Author's note: I am sort of pleased with this one and sort of not. Hmph. Well, longest chapter yet as author prepares to do little bar work for a while~

In this chapter: About disagreements and decisions. Or disagreements about decisions.


015.

The Grey Wardens collect party members as a child collects stones or trinkets. Bard, Dwarf, Qunari, elf, templar, mage, mabari, it sounds like the beginning to a bad joke if one adds a tavern somewhere in the sentence. They walk through the Redcliffe party only rarely, preferring their own company and conversations, odd in their lightness and companionship. Maybe the oddest thing is that they seem normal. They speak and laugh, joke around and discuss the most varied subjects as their feet eat the path towards the capital and tiredness should have stole their breath miles before. It seems like a picnic – with the odd beast attack thrown in just to make sure none thinks things are normal.

Teagan decides none of this can be considered normal when he overhears the male elf and the dwarf discuss how attractive the other is, in between a disturbing amount of insults. Both female mages seem to be arguing – all in a manner that seems to have been repeated countless times – bard and templar are lost in some philosophical debate he cannot begin to comprehend and the last members walk in the beginning of the line, Qunari by the Warden's right, the killer right by the Warden's left and her hand lost somewhere between the Mabari's fur. The group from Redcliffe is larger, noisier and more imposing but the Grey Wardens distance themselves for being completely ignorant of those they accompany, overall indifferent and locked into their own universe. What for Redcliffe is a trip not many have done, for them it's nothing more than a stroll compared to the many travels repeated in the last months.

"Would you stop speaking of my bosom?"

A lovely idea. It is something the noble doesn't wish to hear about.

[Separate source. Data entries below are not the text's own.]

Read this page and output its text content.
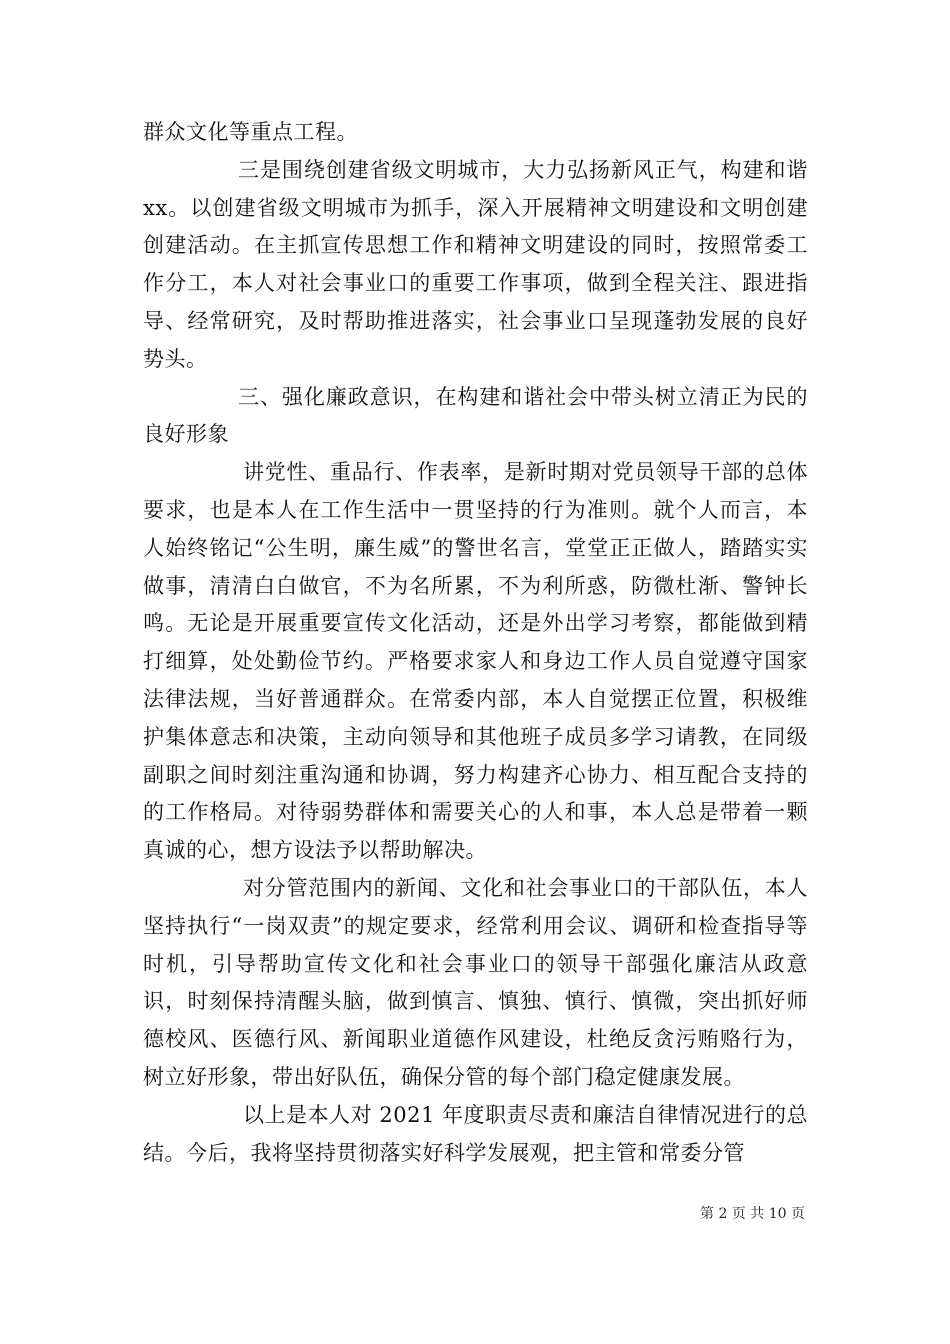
群众文化等重点工程。

三是围绕创建省级文明城市，大力弘扬新风正气，构建和谐 xx。以创建省级文明城市为抓手，深入开展精神文明建设和文明创建创建活动。在主抓宣传思想工作和精神文明建设的同时，按照常委工作分工，本人对社会事业口的重要工作事项，做到全程关注、跟进指导、经常研究，及时帮助推进落实，社会事业口呈现蓬勃发展的良好势头。

三、强化廉政意识，在构建和谐社会中带头树立清正为民的良好形象

讲党性、重品行、作表率，是新时期对党员领导干部的总体要求，也是本人在工作生活中一贯坚持的行为准则。就个人而言，本人始终铭记“公生明，廉生威”的警世名言，堂堂正正做人，踏踏实实做事，清清白白做官，不为名所累，不为利所惑，防微杜渐、警钟长鸣。无论是开展重要宣传文化活动，还是外出学习考察，都能做到精打细算，处处勤俭节约。严格要求家人和身边工作人员自觉遵守国家法律法规，当好普通群众。在常委内部，本人自觉摆正位置，积极维护集体意志和决策，主动向领导和其他班子成员多学习请教，在同级副职之间时刻注重沟通和协调，努力构建齐心协力、相互配合支持的的工作格局。对待弱势群体和需要关心的人和事，本人总是带着一颗真诚的心，想方设法予以帮助解决。

对分管范围内的新闻、文化和社会事业口的干部队伍，本人坚持执行“一岗双责”的规定要求，经常利用会议、调研和检查指导等时机，引导帮助宣传文化和社会事业口的领导干部强化廉洁从政意识，时刻保持清醒头脑，做到慎言、慎独、慎行、慎微，突出抓好师德校风、医德行风、新闻职业道德作风建设，杜绝反贪污贿赂行为，树立好形象，带出好队伍，确保分管的每个部门稳定健康发展。

以上是本人对 2021 年度职责尽责和廉洁自律情况进行的总结。今后，我将坚持贯彻落实好科学发展观，把主管和常委分管

第 2 页 共 10 页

"Eh, you got small breasts for a gal."

Right.

"I have…thick ankles?"

Thick chest, arms, legs, head, virtually everything, Lady Golem.

"Once the Wardens flourished, their ranks full, their caliber certain. Now they even accept people like you, Alistair."

The little he hears is enough to wonder just how these people have managed to keep themselves on the road, unhurt and alive during this whole time. Conversations meld, fuse into one another while they walk, the Mabari barks for attention, is given, someone yells at him, there is laughter and chocking, coughing and metal shifting. They seem like a family – a very dysfunctional and overall wrong in many ways but a family – walking with the abandon of knowledge and the recklessness of experience. Whatever the disagreements between the different members, they know each other and – to some degree – care for one another.

"You knife-eared pipe-cleaner, you couldn't carry me on your best day!" Mostly.

It is like a theater play, Teagan thinks, a comedy show with too much blood but that, somehow, still manages to cause laughter. Only that doesn't sound quite right and he spends the good part of half an hour trying to define the strange relationships. There is little else to do on the road, though if asked, the man might comment on the absence of bandits being result of the same group he has been observing. According to Tasha's detailed account of recent events – overheard during an irritated rant done to his brother – bandits are becoming rarer on the paths and much more abundant underneath them. It passes through his mind that – Darkspawn excluded – this is probably the safest the road to Denerim has been for the past year.

"Rather distracted, are you not, my Lord?"

Tasha appears out of nowhere, apparently oblivious – or perhaps simply not caring – that Eamon is close enough to eavesdrop, that there are soldiers all around ready to comment, that her own party has filled her absence in the conversation but still look at her randomly, Qunari and Mabari more than any. Making sure she hasn't been lost.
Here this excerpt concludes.